They entered the control room, Landry sending another glower his way as if annoyed Rodney had followed him. Rodney had bigger concerns than making Landry happy and said to the gate tech, "Have you heard from him?"

"McKay!" Landry snapped, and then he asked the gate tech, "Any news?"

"I just asked him that," Rodney protested.

"No, sir," the tech said to Landry.

"Dial the planet again," Rodney ordered.

"McKay," Landry barked, clearly exasperated. "Don't compel me to have you forcibly ejected from the control room." He looked like he really wanted Rodney to do just that.

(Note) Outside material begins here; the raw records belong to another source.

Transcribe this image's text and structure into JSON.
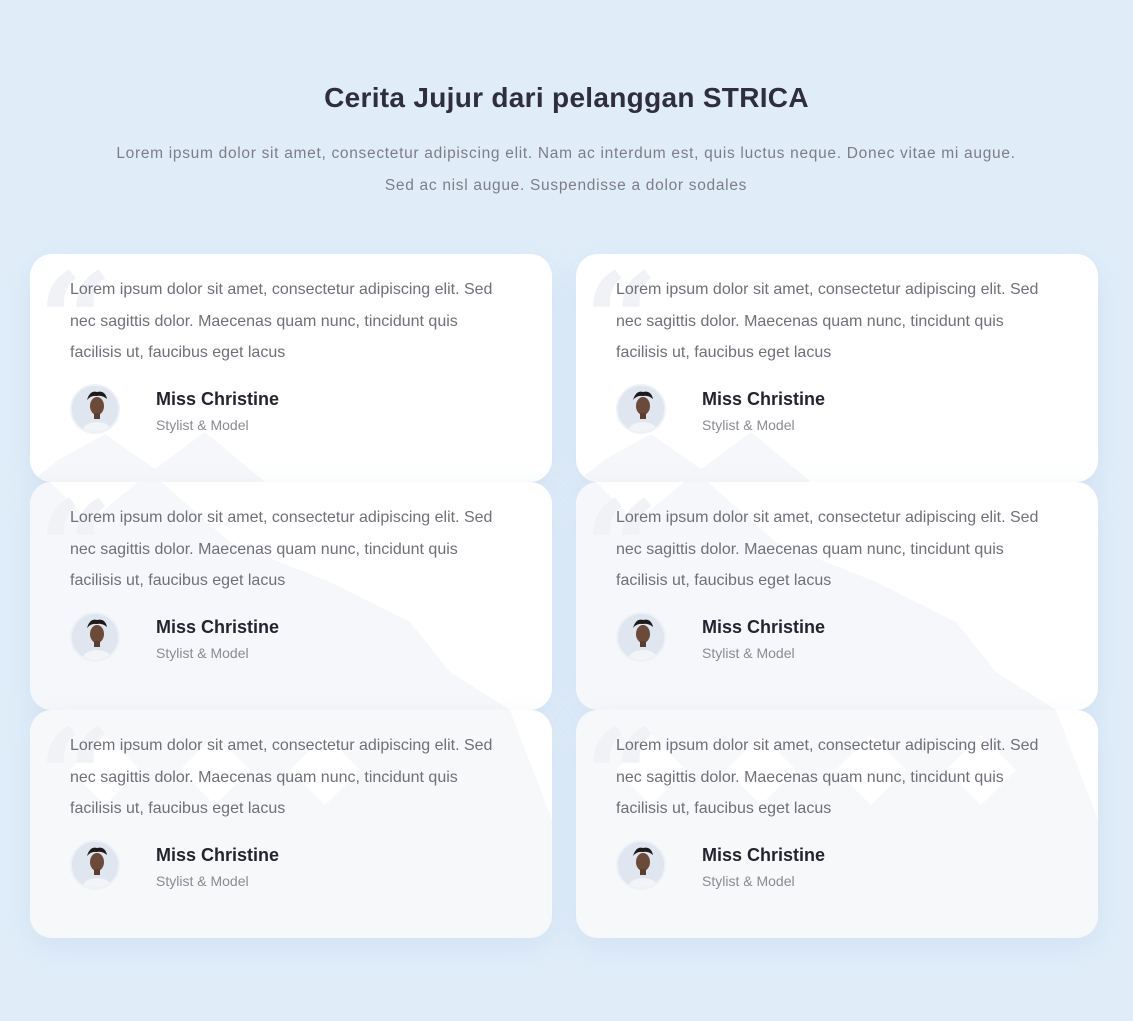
{
  "section": {
    "title": "Cerita Jujur dari pelanggan STRICA",
    "subtitle": "Lorem ipsum dolor sit amet, consectetur adipiscing elit. Nam ac interdum est, quis luctus neque. Donec vitae mi augue. Sed ac nisl augue. Suspendisse a dolor sodales"
  },
  "testimonials": [
    {
      "text": "Lorem ipsum dolor sit amet, consectetur adipiscing elit. Sed nec sagittis dolor. Maecenas quam nunc, tincidunt quis facilisis ut, faucibus eget lacus",
      "name": "Miss Christine",
      "role": "Stylist & Model",
      "avatar_icon": "person-avatar-icon"
    },
    {
      "text": "Lorem ipsum dolor sit amet, consectetur adipiscing elit. Sed nec sagittis dolor. Maecenas quam nunc, tincidunt quis facilisis ut, faucibus eget lacus",
      "name": "Miss Christine",
      "role": "Stylist & Model",
      "avatar_icon": "person-avatar-icon"
    },
    {
      "text": "Lorem ipsum dolor sit amet, consectetur adipiscing elit. Sed nec sagittis dolor. Maecenas quam nunc, tincidunt quis facilisis ut, faucibus eget lacus",
      "name": "Miss Christine",
      "role": "Stylist & Model",
      "avatar_icon": "person-avatar-icon"
    },
    {
      "text": "Lorem ipsum dolor sit amet, consectetur adipiscing elit. Sed nec sagittis dolor. Maecenas quam nunc, tincidunt quis facilisis ut, faucibus eget lacus",
      "name": "Miss Christine",
      "role": "Stylist & Model",
      "avatar_icon": "person-avatar-icon"
    },
    {
      "text": "Lorem ipsum dolor sit amet, consectetur adipiscing elit. Sed nec sagittis dolor. Maecenas quam nunc, tincidunt quis facilisis ut, faucibus eget lacus",
      "name": "Miss Christine",
      "role": "Stylist & Model",
      "avatar_icon": "person-avatar-icon"
    },
    {
      "text": "Lorem ipsum dolor sit amet, consectetur adipiscing elit. Sed nec sagittis dolor. Maecenas quam nunc, tincidunt quis facilisis ut, faucibus eget lacus",
      "name": "Miss Christine",
      "role": "Stylist & Model",
      "avatar_icon": "person-avatar-icon"
    }
  ],
  "colors": {
    "page_background": "#e0edf9",
    "card_background": "#ffffff",
    "title": "#2e2e3d",
    "body_text": "#6f6f78"
  }
}
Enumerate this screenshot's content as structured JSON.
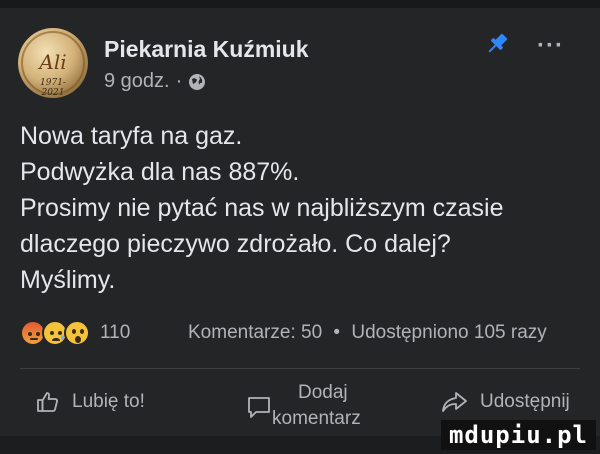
{
  "post": {
    "page_name": "Piekarnia Kuźmiuk",
    "time": "9 godz.",
    "separator": "·",
    "avatar": {
      "script_text": "Ali",
      "years_text": "1971-2021"
    },
    "pin_icon": "pin-icon",
    "more_label": "···",
    "text_lines": [
      "Nowa taryfa na gaz.",
      "Podwyżka dla nas 887%.",
      "Prosimy nie pytać nas w najbliższym czasie",
      "dlaczego pieczywo zdrożało. Co dalej?",
      "Myślimy."
    ]
  },
  "stats": {
    "reaction_icons": [
      "angry-emoji-icon",
      "sad-emoji-icon",
      "wow-emoji-icon"
    ],
    "reaction_count": "110",
    "comments": "Komentarze: 50",
    "dot": "•",
    "shares": "Udostępniono 105 razy"
  },
  "actions": {
    "like": "Lubię to!",
    "comment_line1": "Dodaj",
    "comment_line2": "komentarz",
    "share": "Udostępnij"
  },
  "watermark": "mdupiu.pl",
  "colors": {
    "background": "#242526",
    "text": "#e4e6eb",
    "secondary": "#b0b3b8",
    "pin": "#2d88ff"
  }
}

Rodney tightened his lips in frustration. He silently cursed the Ancients who had kicked them out of their home. This wouldn't be happening if they were still there; everyone back on Atlantis knew he and John saved each other regularly.

*****
"Rodney?" John muttered. "That you?"

"No, sir," Wallace replied. "He's not here, remember?" Wallace's voice sounded a little desperate.

John's head was foggy, and he was finding it hard to breathe. Even more disconcerting, he couldn't really remember what was going on. "What happened?" he croaked out.

"You got caught in a trap," Wallace said in a tone that implied he'd answered this question too many times. "Bambis tripped and pushed into you, and you…this thing…it's got your foot."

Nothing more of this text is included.